In the bayside ZIP code surrounding the San Francisco Giants’ Oracle Park, where nearly 15% of residents worked in tech, average monthly rental prices dropped from $3,956 in February 2020 to about $3,000 a year later. They rose to $3,312 in May.

We'll have more on how similar themes are impacting rents in London and the commuter zone on Monday.

15-minute cities

The pandemic provided urban planners with an opportunity to rethink city planning, and few ideas have generated more buzz than the 15-minute city.

The concept makes sense. Building communities in which everything you need – groceries, leisure, work – is within a 15-minute walk would generate huge health and wellbeing benefits.

Whether or not you believe in a genuine 15-minute city will likely depend on your views regarding post-pandemic working habits. If you’re in the 100% remote work club or can walk to your office, 15-minute cities might work. But if you believe that workers still need – and, crucially, may want – to attend an office that requires a commute the concept in its purest sense falls down.

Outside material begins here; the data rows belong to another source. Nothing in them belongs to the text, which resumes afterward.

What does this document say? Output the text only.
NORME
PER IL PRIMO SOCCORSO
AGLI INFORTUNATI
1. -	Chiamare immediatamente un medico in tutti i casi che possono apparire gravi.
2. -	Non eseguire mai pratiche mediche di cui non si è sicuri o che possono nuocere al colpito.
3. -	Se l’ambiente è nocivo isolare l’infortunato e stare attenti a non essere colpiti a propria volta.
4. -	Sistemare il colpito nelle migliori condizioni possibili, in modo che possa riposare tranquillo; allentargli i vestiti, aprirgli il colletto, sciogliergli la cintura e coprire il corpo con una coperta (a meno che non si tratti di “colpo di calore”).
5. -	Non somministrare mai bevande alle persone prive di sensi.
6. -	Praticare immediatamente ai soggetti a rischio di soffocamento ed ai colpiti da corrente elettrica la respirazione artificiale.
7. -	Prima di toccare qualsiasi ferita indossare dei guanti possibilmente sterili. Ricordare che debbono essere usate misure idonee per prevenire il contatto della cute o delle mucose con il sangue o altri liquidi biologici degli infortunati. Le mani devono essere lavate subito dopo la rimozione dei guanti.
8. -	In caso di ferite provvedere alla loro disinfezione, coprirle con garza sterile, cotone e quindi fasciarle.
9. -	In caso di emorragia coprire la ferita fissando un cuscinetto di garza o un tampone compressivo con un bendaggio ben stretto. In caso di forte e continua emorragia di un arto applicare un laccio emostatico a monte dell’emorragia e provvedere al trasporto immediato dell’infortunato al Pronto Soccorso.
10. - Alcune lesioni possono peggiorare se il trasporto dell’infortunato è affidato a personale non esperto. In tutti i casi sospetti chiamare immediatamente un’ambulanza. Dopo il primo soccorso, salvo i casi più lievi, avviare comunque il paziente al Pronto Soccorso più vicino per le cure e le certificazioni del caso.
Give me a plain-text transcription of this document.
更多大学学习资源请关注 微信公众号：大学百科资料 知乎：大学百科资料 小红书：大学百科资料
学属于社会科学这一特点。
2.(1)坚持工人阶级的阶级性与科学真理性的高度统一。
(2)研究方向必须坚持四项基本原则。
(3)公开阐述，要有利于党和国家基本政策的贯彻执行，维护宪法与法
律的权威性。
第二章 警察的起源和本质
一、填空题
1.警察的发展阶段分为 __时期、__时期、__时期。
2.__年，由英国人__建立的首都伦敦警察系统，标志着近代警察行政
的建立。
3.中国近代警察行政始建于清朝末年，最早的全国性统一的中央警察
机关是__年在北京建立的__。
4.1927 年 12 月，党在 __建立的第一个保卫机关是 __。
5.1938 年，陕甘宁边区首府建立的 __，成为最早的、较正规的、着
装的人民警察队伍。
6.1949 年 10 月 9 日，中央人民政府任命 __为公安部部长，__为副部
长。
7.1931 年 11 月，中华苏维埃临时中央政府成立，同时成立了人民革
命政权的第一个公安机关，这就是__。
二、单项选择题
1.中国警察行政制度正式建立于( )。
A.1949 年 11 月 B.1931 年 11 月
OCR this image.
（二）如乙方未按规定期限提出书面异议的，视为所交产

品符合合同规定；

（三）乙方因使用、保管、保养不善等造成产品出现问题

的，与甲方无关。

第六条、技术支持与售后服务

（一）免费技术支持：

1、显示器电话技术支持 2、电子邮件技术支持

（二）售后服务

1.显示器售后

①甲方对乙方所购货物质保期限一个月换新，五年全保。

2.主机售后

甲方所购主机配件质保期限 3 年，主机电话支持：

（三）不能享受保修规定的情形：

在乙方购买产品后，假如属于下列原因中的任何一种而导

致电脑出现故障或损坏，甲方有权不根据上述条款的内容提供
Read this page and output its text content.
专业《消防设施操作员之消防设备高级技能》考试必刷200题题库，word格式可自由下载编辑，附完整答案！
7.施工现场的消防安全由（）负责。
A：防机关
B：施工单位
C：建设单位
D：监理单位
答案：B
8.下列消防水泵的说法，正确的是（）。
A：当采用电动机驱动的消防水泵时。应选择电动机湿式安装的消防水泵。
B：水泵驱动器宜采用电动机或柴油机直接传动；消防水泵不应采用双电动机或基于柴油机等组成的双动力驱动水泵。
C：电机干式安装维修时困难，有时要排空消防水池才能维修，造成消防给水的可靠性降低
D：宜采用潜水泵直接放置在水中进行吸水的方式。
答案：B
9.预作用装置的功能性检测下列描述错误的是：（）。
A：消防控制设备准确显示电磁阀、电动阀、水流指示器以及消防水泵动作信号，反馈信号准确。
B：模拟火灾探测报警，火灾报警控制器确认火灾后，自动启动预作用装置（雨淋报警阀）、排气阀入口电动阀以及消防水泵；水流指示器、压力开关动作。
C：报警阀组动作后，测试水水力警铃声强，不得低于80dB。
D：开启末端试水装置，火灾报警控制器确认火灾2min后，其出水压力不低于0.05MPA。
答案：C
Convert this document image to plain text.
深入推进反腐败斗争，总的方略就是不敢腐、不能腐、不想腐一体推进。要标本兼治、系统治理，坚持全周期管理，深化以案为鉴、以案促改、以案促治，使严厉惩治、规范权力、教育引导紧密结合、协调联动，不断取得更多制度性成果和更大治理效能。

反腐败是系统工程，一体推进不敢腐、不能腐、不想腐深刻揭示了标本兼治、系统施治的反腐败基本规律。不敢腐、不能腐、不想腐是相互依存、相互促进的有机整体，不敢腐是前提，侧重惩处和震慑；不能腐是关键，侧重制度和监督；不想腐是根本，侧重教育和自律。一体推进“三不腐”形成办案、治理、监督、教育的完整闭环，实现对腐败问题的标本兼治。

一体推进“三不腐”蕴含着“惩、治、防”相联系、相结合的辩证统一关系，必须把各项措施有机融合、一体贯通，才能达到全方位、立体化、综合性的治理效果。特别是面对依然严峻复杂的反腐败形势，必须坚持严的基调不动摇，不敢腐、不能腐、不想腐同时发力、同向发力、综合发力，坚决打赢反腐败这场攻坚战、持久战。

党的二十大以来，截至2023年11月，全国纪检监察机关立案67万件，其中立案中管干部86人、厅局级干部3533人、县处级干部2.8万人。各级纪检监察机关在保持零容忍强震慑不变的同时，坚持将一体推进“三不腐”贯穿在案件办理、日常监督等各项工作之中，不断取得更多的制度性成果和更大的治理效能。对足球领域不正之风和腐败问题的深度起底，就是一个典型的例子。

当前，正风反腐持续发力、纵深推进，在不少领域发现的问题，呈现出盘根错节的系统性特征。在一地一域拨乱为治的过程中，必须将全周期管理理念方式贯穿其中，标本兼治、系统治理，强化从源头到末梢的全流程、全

Oliver Knight takes a closer look at how and where 15-minute cities might be implemented successfully - particularly in secondary towns and villages: those that once thrived, but aren’t quite thriving anymore. Here, Oliver argues, we can solve a raft of property’s problems in one hit, including revitalising tired high streets and shopping centres, boosting housing supply and building sustainable, varied and walkable communities.

Waterfront property

There's little doubt the pandemic has permanently altered the value homeseekers place on proximity to nature's wide open spaces. It's hard to quantify by exactly how much, but Chris Druce and the team have found a way.

This week, to coincide with the launch of Knight Frank's latest Waterfront View, we reveal the premium buyers pay to live with a view of the water. The research reveals waterfront properties are worth an average of 49% more than equivalent homes located further away. For a more granular breakdown, including premiums for estuaries, harbours and lakes, see the full piece.

In other news...

China's economic growth slows and its curbs on house prices appear to be working, UK lenders are expecting a record increase in the availability of unsecured credit to households, America's "insane" car market, Barratt on house price inflation, Blackstone doubles down on the US housing market, the EU plan to reshape its economy in an attempt to battle climate change, Biden's team is weighing lifting the travel ban, and finally, Sun Hung Kai makes rare criticism of Hong Kong's land policy.